The d’Agostino-Pearson test actually combines both tests into one, accepting normality even if skewness is a little off provided kurtosis compensates for it (or vice versa with the roles of skewness and kurtosis reversed). See
d’Agostino-Pearson test
Charles
The skewness manual calculation uses a correction factor of (n/(n-1))**3 which does not appear on the equation. Can you please comment on this?
Hello Oscar,
I don’t know what you are referring to. Can you explain this further or give me a reference?
Charles
Hi Charles,
The calculation in row 6 column AL in Fig. 6 above uses (AJ5/(Aj5-1))^3. Where that does come from?
Hello Oscar,
This is explained on the webpage in the following paragraph:
“Actually, we will use the sample versions of skew and kurt, which are obtained by multiplying skew as described above by (n/(n-1))^3 and kurt by (n/(n-1))^2.”
Charles
Everything beautifully explained, however, I noticed one mistake in the correction formula c. In denominator there should be additional brackets.
Instead of:
n (n + 1) (k + 1) -6
should be:
n {(n + 1) (k + 1)} -6
When we correct the pattern, we get the correct result.
Barbara
Hello Barbara,
Perhaps I am missing something, but the two expressions are equivalent (associative rule of multiplication).
Charles
I want to calculate mardia skew and kurt test manually and by formula, not by real statistics functio.
Can you calculate example manually in Excel?
Hello Arash,
I have now added this to the webpage. Thanks for your suggestion.
Charles
WHERE?
I don’t know what you are referring to.
Charles
Dear Charles
I have two independent variables, two intermediate variables and one dependent variable.
I entered data of these variables in A1:E360. I want to use Mardia to test multivariate normality.
Do I have to run the following formula?
MSKEWTEST(A1:E360,TRUE) and MKURTTEST(A1:E360, TRUE).
These formulas will conduct Mardia’s test for the data consisting of 360 5-tuples. This may or may not be the multivariate normality test that you need.
Charles
thanks Mr.
I have one question more. are i and j indicates the index for the observations?
Yes
Excuse me, I want to ask some questions. If I have 2 variable that I want to know the multivariate normality and in each variable I have 38 observations, so in this case what i , j, n, k ? Thanks.
Ayu,
As described on the webpage, n = the number of sample k-tuples and k = the number of variables. In your case n = 38 and k = 2. i and j are indices that go from 1 to n in the summation.

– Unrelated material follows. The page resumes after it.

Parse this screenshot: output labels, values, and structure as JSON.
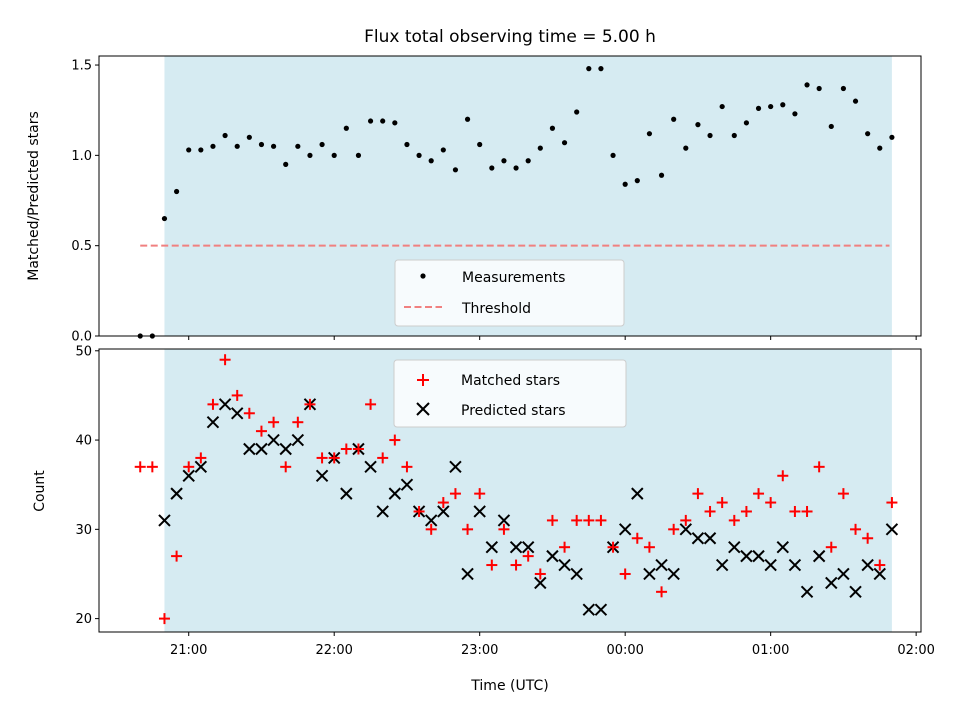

What probably made this confusing is that the formula given for m_ij is incorrect. The revised version is now on the webpage.
Thanks for your comment. Thanks to you, I found the typo and improved the quality and accuracy of the website.
Charles
Thanks Mr.
Yeah the formula m_ij makes me confused. are both ‘i’ and ‘j’ declare index of the observations or what ? so, how about m_ii ? please help me overcome my confusions
Ayu,
Suppose m_ij = i*j for 1<=i,j<=3. I will use Sigma to represent the summation symbol. Then Sigma for i = 1 to 3 of m_ii is m_11 + m_22 + m_33 = (1*1) +(2*2) + (3*3) = 1+4+9 = 14. Sigma for i = 1 to 3 of Sigma j = 1 to 3 og m_ij is equal to Sigma for i = 1 to 3 of m_i1 + m_i2 + m_i3, which is equal to Sigma for i = 1 to 3 of i+2i+3i = Sigma for i = 1 to 3 of 6i = 6 + 12 + 18 = 36. Charles
Dear Charles,
I was using the information on the array formulas and I still have the same issue as Lidya. I am using Excel 2013. Please advise. Thanks.
Alina,
The referenced functions are what are called array functions in Excel, and so you can’t simply press Enter to get the results. Using such functions is pretty easy though. See the follow webpage for details:
Array Formulas and Functions
Charles
Dear Charles,
I have installed the 2013 Excel version of the Real Statistics Resource package and am trying to perform multivariate normality tests—specifically Mardia’s skewness and kurtosis tests. I can’t find the tests under the Real Statistics Data Analysis Tools (e.g. it’s not under the “Multivariate” menu), nor can I find the functions listed within my Functions library. But I can call up the two functions (MSKEWTEST and MKURTTEST). However, when lab = TRUE, the output is solely the word “skew” or “kurt”; when lab = FALSE, the output is a single skewness or kurtosis value. However, I would like to determine the p-values, p-values corrected for small sample size, etc, and these do not appear when lab = TRUE. Is there something that I am doing incorrectly? Thanks!
Lidya,
Currently the Real Statistics data analysis tools don’t support these tests, but as you have observed you can use the MSKEWTEST and MKURTTEST functions.
These are what Excel calls array functions and so you can’t simply press the Enter key when you use them. The approach with array functions is different but pretty simple. See the following webpage for details:
Array Formulas and Functions
Charles